As of FY2020 the mine has a “disturbance” footprint of 4,266 hectares, is disturbing another 300-400 hectares annually and has completed precisely zero hectares of rehabilitation despite operating since 2002, making a mockery of the progressive rehabilitation requirements (Figure 6.1).

Learning from coal divestment case study of South32

When BHP Group announced the spin-off of South32 in 2015, for many months there was debate about how much thermal coal BHP could offload in one go. Clearly investors in South32 argued for the spin-off to not be a coal dumping ground and won the argument. South32 was left with a strong balance sheet and a South African thermal coal division, plus the more attractive Illawarra NSW coal mining assets (a combination of thermal and coking coal mines). BHP was left with Mt Arthur and a one third ownership of Cerrejón.

With the national disaster of Eskom key to the South African economy being dragged into a decade of stagnation and financial distress, thermal coal mining in South Africa has been an international investors’ nightmare, like Mozambique was for Rio Tinto. A total wealth hazard.

In 2017 South32 announced it would seek an orderly exit of its 21-23Mtpa South African thermal coal mining division (half export, half sold domestically to Eskom).
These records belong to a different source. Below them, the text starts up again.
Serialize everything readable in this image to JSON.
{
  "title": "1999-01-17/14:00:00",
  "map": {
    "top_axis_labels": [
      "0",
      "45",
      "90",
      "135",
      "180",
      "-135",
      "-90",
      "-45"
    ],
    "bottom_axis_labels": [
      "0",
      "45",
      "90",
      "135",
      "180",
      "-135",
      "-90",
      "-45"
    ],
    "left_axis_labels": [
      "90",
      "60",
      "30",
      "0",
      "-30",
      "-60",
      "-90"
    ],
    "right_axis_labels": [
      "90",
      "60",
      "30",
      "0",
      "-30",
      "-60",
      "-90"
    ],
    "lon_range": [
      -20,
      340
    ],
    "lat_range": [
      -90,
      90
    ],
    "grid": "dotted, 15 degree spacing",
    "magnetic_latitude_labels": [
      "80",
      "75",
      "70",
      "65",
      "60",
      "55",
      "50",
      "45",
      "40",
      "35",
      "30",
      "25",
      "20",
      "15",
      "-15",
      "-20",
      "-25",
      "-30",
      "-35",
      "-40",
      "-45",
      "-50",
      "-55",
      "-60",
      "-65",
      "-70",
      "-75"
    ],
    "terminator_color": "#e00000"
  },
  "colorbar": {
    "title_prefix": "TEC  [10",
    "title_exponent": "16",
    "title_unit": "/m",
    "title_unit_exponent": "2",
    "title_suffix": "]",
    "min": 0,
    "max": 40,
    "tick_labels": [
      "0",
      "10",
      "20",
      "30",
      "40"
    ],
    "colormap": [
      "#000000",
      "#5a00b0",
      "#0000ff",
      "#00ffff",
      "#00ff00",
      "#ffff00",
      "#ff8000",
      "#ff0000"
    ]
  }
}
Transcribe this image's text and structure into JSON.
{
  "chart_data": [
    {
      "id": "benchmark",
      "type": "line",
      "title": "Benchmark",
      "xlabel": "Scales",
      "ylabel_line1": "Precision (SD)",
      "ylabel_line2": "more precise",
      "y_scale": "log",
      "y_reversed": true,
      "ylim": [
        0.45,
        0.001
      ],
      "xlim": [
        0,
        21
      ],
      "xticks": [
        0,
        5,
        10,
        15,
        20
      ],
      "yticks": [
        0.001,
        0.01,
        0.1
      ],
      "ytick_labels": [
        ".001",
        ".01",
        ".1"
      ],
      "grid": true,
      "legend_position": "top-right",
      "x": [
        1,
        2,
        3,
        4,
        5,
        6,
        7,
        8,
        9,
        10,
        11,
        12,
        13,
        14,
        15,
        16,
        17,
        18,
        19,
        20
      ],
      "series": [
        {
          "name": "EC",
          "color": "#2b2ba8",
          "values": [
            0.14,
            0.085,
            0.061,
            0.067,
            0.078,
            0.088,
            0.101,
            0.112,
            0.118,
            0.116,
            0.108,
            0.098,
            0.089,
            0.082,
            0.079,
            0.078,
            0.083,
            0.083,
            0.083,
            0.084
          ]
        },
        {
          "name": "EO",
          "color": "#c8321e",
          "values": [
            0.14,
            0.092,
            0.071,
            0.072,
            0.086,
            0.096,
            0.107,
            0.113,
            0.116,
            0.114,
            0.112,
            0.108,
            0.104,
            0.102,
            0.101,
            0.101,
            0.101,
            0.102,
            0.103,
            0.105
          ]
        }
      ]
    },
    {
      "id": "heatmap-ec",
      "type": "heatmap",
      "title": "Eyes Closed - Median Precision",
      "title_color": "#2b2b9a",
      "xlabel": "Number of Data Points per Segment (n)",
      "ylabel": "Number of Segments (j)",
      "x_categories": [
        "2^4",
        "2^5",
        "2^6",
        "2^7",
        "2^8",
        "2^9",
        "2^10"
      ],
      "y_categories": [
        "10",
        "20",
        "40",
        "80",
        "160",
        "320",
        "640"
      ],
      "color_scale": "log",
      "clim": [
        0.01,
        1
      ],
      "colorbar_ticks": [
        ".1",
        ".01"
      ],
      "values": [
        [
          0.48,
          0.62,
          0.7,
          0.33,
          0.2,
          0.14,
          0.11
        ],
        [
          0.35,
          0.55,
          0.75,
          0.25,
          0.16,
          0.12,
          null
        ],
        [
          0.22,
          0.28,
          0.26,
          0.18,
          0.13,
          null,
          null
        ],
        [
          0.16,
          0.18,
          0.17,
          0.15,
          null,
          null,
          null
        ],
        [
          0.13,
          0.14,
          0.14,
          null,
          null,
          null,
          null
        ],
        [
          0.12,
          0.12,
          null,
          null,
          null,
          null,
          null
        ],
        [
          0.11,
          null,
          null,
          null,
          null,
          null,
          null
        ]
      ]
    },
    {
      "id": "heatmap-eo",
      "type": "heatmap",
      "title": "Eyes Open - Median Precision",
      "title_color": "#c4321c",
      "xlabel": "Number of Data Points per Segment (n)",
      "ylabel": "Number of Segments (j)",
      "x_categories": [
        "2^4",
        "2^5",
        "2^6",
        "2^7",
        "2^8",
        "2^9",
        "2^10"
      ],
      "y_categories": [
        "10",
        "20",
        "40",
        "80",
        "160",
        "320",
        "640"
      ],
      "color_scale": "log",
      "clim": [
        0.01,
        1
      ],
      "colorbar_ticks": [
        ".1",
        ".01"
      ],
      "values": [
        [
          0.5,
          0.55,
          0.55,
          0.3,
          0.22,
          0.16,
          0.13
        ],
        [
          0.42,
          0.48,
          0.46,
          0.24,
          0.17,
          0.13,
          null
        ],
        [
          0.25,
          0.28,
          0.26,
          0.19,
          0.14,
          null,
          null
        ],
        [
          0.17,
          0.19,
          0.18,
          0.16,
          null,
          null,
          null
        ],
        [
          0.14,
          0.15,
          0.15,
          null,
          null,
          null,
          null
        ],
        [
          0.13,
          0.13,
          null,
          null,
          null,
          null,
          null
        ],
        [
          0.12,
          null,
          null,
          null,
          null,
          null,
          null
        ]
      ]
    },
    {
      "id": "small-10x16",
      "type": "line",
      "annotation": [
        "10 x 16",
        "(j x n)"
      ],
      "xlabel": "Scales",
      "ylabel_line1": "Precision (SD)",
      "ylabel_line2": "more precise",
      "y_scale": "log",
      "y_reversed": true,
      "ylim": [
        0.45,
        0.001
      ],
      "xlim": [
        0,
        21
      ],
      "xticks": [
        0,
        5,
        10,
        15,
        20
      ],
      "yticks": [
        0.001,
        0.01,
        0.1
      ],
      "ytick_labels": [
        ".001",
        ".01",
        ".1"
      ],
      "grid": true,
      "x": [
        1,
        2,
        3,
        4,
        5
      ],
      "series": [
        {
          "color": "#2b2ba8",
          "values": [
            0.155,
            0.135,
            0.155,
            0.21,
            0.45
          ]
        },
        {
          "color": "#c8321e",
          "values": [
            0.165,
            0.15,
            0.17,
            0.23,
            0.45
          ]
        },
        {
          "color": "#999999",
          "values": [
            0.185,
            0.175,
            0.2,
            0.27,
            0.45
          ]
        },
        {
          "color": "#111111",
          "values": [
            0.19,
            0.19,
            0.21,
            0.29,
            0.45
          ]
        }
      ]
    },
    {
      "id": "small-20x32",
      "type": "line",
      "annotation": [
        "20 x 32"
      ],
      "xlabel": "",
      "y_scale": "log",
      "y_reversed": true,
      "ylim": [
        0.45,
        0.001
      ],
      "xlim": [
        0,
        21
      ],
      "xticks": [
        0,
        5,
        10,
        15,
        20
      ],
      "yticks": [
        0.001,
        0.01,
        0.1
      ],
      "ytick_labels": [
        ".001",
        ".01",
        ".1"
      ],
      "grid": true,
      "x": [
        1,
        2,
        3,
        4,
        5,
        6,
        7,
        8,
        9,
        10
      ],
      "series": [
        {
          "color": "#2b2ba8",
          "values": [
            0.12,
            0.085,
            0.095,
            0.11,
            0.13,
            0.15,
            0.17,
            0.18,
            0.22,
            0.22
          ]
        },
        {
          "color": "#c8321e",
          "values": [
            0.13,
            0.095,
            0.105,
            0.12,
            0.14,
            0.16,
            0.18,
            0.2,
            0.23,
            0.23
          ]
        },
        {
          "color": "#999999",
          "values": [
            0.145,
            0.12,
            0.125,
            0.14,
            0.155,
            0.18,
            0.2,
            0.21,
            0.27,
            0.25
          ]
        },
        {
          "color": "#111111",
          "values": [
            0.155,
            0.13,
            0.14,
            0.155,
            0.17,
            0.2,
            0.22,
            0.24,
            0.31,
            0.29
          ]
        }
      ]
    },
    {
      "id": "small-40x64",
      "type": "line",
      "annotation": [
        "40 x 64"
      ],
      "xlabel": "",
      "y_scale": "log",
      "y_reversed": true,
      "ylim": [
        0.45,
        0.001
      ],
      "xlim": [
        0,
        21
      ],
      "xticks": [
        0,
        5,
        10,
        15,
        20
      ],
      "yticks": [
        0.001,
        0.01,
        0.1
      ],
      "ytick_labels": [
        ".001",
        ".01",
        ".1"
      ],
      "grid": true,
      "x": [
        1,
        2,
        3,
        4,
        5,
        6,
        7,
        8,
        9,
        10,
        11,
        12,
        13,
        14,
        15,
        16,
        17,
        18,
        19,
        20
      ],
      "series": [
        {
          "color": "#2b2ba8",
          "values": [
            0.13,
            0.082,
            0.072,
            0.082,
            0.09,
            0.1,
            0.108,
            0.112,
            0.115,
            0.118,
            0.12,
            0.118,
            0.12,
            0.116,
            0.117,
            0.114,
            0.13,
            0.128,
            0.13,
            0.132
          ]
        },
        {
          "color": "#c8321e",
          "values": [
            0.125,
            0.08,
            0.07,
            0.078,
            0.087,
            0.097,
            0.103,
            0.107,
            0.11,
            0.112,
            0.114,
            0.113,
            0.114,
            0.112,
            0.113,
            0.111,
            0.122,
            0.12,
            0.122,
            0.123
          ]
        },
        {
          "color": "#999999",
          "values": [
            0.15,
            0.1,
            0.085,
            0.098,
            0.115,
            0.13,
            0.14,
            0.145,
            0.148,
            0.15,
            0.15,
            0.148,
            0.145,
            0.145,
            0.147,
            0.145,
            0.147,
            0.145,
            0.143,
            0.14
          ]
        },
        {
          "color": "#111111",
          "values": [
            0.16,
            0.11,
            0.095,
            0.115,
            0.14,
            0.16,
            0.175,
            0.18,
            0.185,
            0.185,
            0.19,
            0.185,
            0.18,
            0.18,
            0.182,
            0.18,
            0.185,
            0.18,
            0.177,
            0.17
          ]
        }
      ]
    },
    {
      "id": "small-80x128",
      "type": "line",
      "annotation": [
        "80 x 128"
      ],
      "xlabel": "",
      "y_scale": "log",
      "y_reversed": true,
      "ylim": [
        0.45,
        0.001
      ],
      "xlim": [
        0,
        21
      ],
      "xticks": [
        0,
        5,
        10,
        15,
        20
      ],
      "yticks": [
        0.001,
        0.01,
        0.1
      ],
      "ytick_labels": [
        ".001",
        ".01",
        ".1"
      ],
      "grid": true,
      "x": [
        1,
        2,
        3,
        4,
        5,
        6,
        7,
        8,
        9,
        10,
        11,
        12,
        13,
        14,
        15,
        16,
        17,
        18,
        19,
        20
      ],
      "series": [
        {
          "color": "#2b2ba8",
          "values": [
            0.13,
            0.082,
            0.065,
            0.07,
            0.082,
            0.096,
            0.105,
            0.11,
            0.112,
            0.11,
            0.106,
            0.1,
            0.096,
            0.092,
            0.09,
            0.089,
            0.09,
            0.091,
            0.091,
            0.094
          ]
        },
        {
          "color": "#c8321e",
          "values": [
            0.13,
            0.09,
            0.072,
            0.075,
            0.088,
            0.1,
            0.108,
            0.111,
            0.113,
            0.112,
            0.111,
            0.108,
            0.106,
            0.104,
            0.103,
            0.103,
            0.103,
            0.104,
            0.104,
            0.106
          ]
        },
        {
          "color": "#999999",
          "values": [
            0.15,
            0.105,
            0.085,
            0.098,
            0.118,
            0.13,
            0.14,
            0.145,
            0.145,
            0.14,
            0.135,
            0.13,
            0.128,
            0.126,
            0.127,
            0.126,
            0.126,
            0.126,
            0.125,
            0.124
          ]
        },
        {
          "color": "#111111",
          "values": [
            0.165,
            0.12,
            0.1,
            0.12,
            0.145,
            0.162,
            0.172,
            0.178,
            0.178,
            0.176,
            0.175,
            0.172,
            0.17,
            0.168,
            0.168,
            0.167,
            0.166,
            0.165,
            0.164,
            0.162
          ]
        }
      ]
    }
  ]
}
In November 2019 South32 announced it had reached conditional agreement for the sale of its South African Energy Coal (SAEC) division to Seriti Resources (and a Broad-based Black Economic Empowerment consortium), having taken a USD 504 million impairment. The binding sale was announced, netting South32 AUD 9.8 million.  To put this AUD 9.8 million in context, South32 committed 8,700 million Rand in capex over 2018-2020. South32 was reported to have also received 49% of the free cash flow generated by SAEC to March 2024 with any payments capped at a maximum of 1.5 billion Rand per year. With coal prices down 25% in 2020 and the business shut during the COVID-19 lockdown, free cashflow is likely to be minimal.